- Location: Kenora District, Ontario
- Coordinates: 51°28′34″N 92°22′17″W﻿ / ﻿51.47611°N 92.37139°W
- Type: Lake
- Part of: James Bay drainage basin
- Primary inflows: Two unnamed creeks
- Primary outflows: Casummit Creek to Birch Lake
- Basin countries: Canada
- Max. length: 2.8 km (1.7 mi)
- Max. width: 2.7 km (1.7 mi)
- Surface elevation: 391 m (1,283 ft)
- Settlements: Casummit

= Casummit Lake (Ontario) =

Casummit Lake is a lake in Kenora District, Ontario, Canada, about 110 km northeast of the community of Red Lake.

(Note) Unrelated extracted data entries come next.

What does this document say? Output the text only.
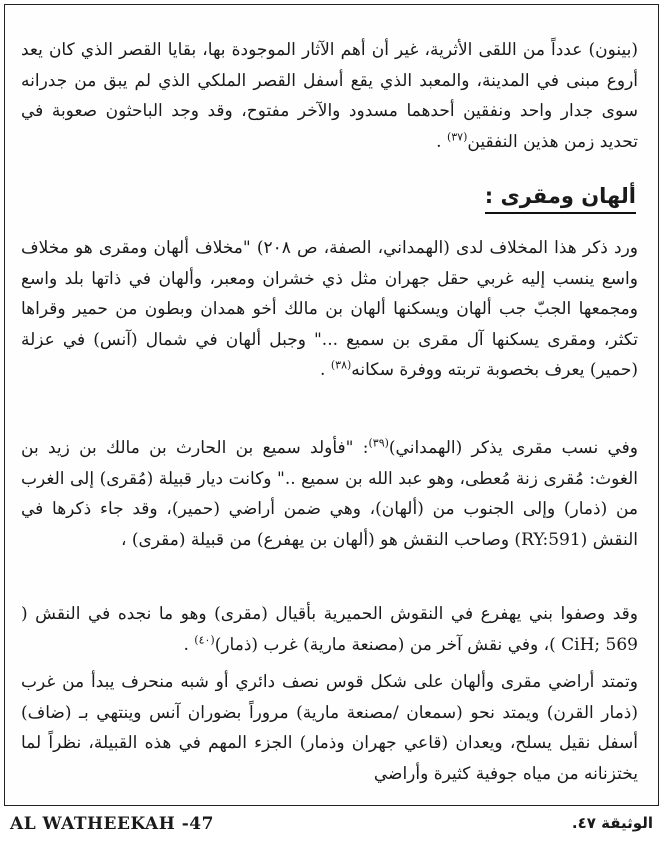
(بينون) عدداً من اللقى الأثرية، غير أن أهم الآثار الموجودة بها، بقايا القصر الذي كان يعد أروع مبنى في المدينة، والمعبد الذي يقع أسفل القصر الملكي الذي لم يبق من جدرانه سوى جدار واحد ونفقين أحدهما مسدود والآخر مفتوح، وقد وجد الباحثون صعوبة في تحديد زمن هذين النفقين$^{(٣٧)}$ .

ألهان ومقرى :

ورد ذكر هذا المخلاف لدى (الهمداني، الصفة، ص ٢٠٨) "مخلاف ألهان ومقرى هو مخلاف واسع ينسب إليه غربي حقل جهران مثل ذي خشران ومعبر، وألهان في ذاتها بلد واسع ومجمعها الجبّ جب ألهان ويسكنها ألهان بن مالك أخو همدان وبطون من حمير وقراها تكثر، ومقرى يسكنها آل مقرى بن سميع ..." وجبل ألهان في شمال (آنس) في عزلة (حمير) يعرف بخصوبة تربته ووفرة سكانه$^{(٣٨)}$ .

وفي نسب مقرى يذكر (الهمداني)$^{(٣٩)}$: "فأولد سميع بن الحارث بن مالك بن زيد بن الغوث: مُقرى زنة مُعطى، وهو عبد الله بن سميع .." وكانت ديار قبيلة (مُقرى) إلى الغرب من (ذمار) وإلى الجنوب من (ألهان)، وهي ضمن أراضي (حمير)، وقد جاء ذكرها في النقش (RY:591) وصاحب النقش هو (ألهان بن يهفرع) من قبيلة (مقرى) ،

وقد وصفوا بني يهفرع في النقوش الحميرية بأقيال (مقرى) وهو ما نجده في النقش ( CiH; 569 )، وفي نقش آخر من (مصنعة مارية) غرب (ذمار)$^{(٤٠)}$ .

وتمتد أراضي مقرى وألهان على شكل قوس نصف دائري أو شبه منحرف يبدأ من غرب (ذمار القرن) ويمتد نحو (سمعان /مصنعة مارية) مروراً بضوران آنس وينتهي بـ (ضاف) أسفل نقيل يسلح، ويعدان (قاعي جهران وذمار) الجزء المهم في هذه القبيلة، نظراً لما يختزنانه من مياه جوفية كثيرة وأراضي

AL WATHEEKAH -47	الوثيقة ٤٧.
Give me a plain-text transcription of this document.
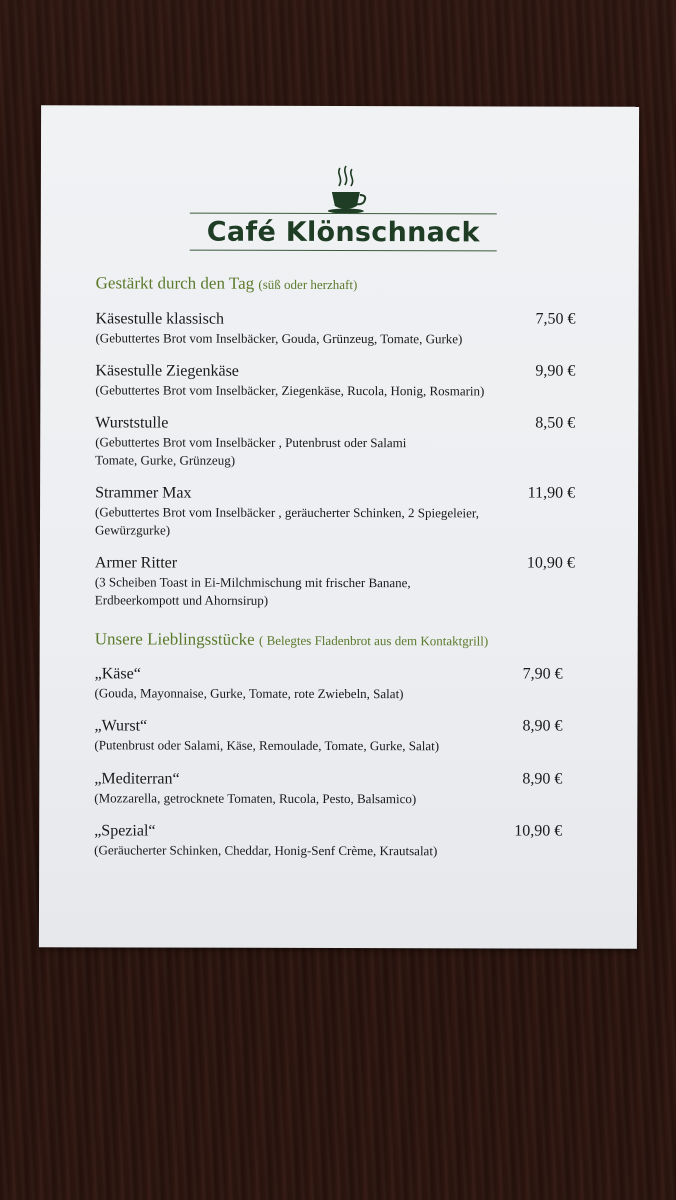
Café Klönschnack
Gestärkt durch den Tag (süß oder herzhaft)
Käsestulle klassisch	7,50 €
(Gebuttertes Brot vom Inselbäcker, Gouda, Grünzeug, Tomate, Gurke)
Käsestulle Ziegenkäse	9,90 €
(Gebuttertes Brot vom Inselbäcker, Ziegenkäse, Rucola, Honig, Rosmarin)
Wurststulle	8,50 €
(Gebuttertes Brot vom Inselbäcker , Putenbrust oder Salami
Tomate, Gurke, Grünzeug)
Strammer Max	11,90 €
(Gebuttertes Brot vom Inselbäcker , geräucherter Schinken, 2 Spiegeleier,
Gewürzgurke)
Armer Ritter	10,90 €
(3 Scheiben Toast in Ei-Milchmischung mit frischer Banane,
Erdbeerkompott und Ahornsirup)
Unsere Lieblingsstücke ( Belegtes Fladenbrot aus dem Kontaktgrill)
„Käse“	7,90 €
(Gouda, Mayonnaise, Gurke, Tomate, rote Zwiebeln, Salat)
„Wurst“	8,90 €
(Putenbrust oder Salami, Käse, Remoulade, Tomate, Gurke, Salat)
„Mediterran“	8,90 €
(Mozzarella, getrocknete Tomaten, Rucola, Pesto, Balsamico)
„Spezial“	10,90 €
(Geräucherter Schinken, Cheddar, Honig-Senf Crème, Krautsalat)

The settlement of Casummit and a mine are on the northeast shore of the lake. A fishing outfitter has a cabin on the north shore of the lake.

==Hydrology==
Summit Lake is about 2.8 km long and 2.7 km wide, and lies at an elevation of 391 m. There is a significant unnamed island in the centre of the lake. The inflows are two unnamed creeks, one at the northwest from Joneston Lake, the other at the northeast from Richardson Lake. The primary outflow is Casummit Creek, to Birch Lake, at the southeast end of the lake, whose waters flow via the Birch River, Cat River and Albany River into James Bay. A portage leads from just west of the Casummit Creek outlet also to Birch Lake.